Effacer son casier judiciaire, fouiller son dossier, c'est possible

Une charte, intitulée «Police Bill of Rights» et née en 1971 en réaction aux mouvements pour les droits civiques, régit les enquêtes internes dans chaque État et octroie des privilèges à des degrés divers. À cela s’ajoute les «police union contracts», des accords conclus par 82 des 100 plus grandes villes du pays, rapporte l’impressionnante enquête du collectif Check Your Police, réalisée en collaboration avec des juristes, des avocats et des activistes du monde entier. Soixante-douze d’entre elles empêchent via un ou plusieurs obstacles d’engager la responsabilité d’un agent en pleine transparence.

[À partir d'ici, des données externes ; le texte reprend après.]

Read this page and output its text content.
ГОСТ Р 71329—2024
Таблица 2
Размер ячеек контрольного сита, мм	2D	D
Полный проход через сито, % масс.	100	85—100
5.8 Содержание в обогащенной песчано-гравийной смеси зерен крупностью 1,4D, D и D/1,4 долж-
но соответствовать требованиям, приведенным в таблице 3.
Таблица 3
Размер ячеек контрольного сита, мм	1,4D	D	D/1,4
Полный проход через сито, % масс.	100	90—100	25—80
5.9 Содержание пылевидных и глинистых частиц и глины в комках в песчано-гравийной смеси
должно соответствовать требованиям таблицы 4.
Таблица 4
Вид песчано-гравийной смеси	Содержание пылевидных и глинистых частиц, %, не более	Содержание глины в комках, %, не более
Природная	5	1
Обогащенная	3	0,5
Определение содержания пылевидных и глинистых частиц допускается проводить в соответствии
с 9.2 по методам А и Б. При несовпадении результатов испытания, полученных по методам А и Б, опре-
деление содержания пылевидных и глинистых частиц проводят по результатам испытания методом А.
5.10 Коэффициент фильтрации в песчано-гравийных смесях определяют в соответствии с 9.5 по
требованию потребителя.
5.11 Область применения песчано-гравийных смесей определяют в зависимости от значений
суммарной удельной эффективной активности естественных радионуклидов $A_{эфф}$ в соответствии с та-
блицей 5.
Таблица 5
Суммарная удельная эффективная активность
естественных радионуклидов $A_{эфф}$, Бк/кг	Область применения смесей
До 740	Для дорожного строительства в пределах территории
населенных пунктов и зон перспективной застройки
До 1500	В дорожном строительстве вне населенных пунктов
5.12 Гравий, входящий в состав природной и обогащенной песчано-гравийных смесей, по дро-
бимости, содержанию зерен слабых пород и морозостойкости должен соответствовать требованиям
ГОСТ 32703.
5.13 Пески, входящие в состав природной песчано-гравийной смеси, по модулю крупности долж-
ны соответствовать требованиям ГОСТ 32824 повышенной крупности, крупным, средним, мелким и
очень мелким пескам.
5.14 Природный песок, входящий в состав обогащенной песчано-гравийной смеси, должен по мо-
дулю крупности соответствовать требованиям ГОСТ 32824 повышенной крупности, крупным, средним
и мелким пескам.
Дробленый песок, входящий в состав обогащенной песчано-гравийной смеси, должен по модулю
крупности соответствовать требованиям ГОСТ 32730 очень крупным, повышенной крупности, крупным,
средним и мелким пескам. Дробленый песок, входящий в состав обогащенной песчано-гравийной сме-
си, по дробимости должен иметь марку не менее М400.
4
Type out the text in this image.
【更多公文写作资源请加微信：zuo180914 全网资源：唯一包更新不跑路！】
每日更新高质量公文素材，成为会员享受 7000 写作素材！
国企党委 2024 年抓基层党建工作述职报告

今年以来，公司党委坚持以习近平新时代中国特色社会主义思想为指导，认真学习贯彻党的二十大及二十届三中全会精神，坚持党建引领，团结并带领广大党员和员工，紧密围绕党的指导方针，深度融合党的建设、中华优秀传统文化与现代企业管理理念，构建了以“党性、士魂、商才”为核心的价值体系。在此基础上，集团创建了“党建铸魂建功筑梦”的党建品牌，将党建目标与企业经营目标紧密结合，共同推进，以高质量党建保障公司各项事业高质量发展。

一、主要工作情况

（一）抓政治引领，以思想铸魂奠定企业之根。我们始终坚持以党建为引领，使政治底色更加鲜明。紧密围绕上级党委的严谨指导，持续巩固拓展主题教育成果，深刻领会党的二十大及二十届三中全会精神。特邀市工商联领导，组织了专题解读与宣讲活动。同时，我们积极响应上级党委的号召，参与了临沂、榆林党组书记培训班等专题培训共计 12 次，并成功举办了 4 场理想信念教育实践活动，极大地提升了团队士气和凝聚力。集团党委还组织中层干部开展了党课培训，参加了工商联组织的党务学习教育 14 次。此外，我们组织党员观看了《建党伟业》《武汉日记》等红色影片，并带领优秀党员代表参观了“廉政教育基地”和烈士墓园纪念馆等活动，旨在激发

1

Questionner la responsabilité d’un policier n’est pas une mince affaire. La durée de l’interrogatoire est plus courte que pour un citoyen. Le policier peut également demander des pauses à intervalles «raisonnables», et se voir accorder des biens de première nécessité. En Louisiane, au Maryland et au Nouveau Mexique par exemple, un procédé tout à fait légal permet d’effacer du casier judiciaire le délit d’un policier. Un criminel lambda à l’inverse perd à vie une partie de ses droits comme celui de voter.

Les inquiétudes se concentrent également autour de la transparence et de l’impartialité de telles pratiques. Neuf États dont la Floride autorisent les agents à consulter leur propre dossier dans lesquels se trouvent notamment l’enregistrement des interrogatoires et le nom des plaignants. Par ailleurs, il ne peut être interrogé que par une seule personne. Si celle-ci le menace, tous les propos retenus pendant ce dérapage ne pourront pas être retenus contre l’officier. Les «agents non-gouvernementaux», autrement dit les organismes de surveillance issues de la société civile, ne sont pas autorisées à interroger un policier.

Vince Canales, le président de l’Ordre fraternel de la police du Maryland, affirme que le Police Bill n’est pas au centre de la controverse:

«Ce qui rend les gens dingues, à l’heure actuelle, c’est le manque de communication, et nous avons besoin d’être meilleur sur ces sujets-là, suggère-t-il au site The Marshall Project. Nous nous devons de mieux informer le public sur ce la conduite exacte de nos enquêtes, sur ce que l’on sait et ce que l’on ne sait pas.»

La Louisiane est par ailleurs devenu en juin 2016 le premier État américain à faire passer une loi selon laquelle les policiers et les pompiers sont désormais protégés par le statut des crimes de haine. En plus d’être une «minorité» à juger, la loi fait des policiers une «minorité» à protéger.